Pada pelataran lain, konflik internal PKB telah ditafsirkan secara luas sebagai persoalan yang bakal merembes ke parlemen. Di samping menjabat Ketua Umum DPP PKB, Muhaimin Iskandar juga Wakil Ketua DPR-RI. Jika posisinya di PKB digugat, muncul pertanyaan besar: Mungkinkah perkara ini berdampak ke parlemen melalui pencopotan Muhaimin sebagai Wakil Ketua DPR. Kegundahan akan hal ini tercermin secara sangat kuat ke dalam editorial Media Indonesia (5 April 2008) bertajuk “Konflik Partai Vs Fraksi”. Jika melibatkan elite tertinggi partai, konflik pun berkembang kian rumit menjadi masalah institusi. Dalam bahasa Media Indonesia, “Fraksi terbelah dalam keping-keping seirama dengan polarisasi yang ada di partai.” Langsung maupun tak langsung, substansi editorial ini memberikan sokongan moral kepada Muhaimin Iskandar. Hanya saja, bagaimana kisruh di PKB itu dimengerti hakikatnya?

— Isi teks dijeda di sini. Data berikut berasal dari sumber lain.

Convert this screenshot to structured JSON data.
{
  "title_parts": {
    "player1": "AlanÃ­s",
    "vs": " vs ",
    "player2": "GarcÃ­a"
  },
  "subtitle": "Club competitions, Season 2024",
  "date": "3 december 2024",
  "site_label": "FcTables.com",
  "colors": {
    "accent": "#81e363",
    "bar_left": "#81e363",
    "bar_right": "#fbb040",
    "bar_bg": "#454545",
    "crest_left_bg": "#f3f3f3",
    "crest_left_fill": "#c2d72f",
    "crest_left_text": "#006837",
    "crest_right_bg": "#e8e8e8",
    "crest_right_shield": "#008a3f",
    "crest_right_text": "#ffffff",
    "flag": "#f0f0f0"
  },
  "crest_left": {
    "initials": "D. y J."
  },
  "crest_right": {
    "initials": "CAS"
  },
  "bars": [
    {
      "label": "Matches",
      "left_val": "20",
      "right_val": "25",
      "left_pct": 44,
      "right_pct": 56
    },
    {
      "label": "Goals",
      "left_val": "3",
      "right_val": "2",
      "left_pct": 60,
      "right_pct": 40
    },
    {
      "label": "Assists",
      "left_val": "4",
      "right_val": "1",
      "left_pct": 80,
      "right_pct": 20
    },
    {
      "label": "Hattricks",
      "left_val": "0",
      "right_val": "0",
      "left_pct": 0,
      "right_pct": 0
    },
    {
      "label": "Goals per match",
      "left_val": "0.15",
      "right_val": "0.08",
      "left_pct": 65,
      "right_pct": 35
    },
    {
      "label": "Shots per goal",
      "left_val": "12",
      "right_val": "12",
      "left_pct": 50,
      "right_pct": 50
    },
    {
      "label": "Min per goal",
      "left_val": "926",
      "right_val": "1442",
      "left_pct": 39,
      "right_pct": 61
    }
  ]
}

Sulit dibantah kenyataan, PKB sesungguhnya milik Gus Dur. Setting maupun pergumulan politik PKB ke depan, sepenuhnya dideterminasi oleh apa kata Gus Dur. Pada lingkungan DPP PKB berlaku aksioma, bahwa penentangan terhadap kehendak Gus Dur sama dan sebangun maknanya dengan penentangan terhadap PKB. Mengingat PKB diperlakukan sebagaimana layaknya perusahaan keluarga, sesungguhnya tak relevan berbicara tentang pembangunan sistem dan kecanggihan manajemen dalam tubuh PKB. Benar seperti dikatakan analis politik Fachri Ali, PKB hanya membutuhkan kader yang sejalan dengan Gus Dur. Sebagai imbangannya, kader semacam itu bakal mendapatkan ketenaran dan nama besar di jagat politik. Menjadi kader PKB adalah memahami kehendak Gus Dur. Gitu aja kok repot.[]

1 komentar:

thegoeh mengatakan...

ass...
sy setuju sekarang saatnya yang muda memimpin! yang udah uzur (gus dur) mah mendingan berdo'a agar akhir hidupnya dengan baik.
bahasa gaulnya "hari gini masih inget gus dur...capek dech.."
wass..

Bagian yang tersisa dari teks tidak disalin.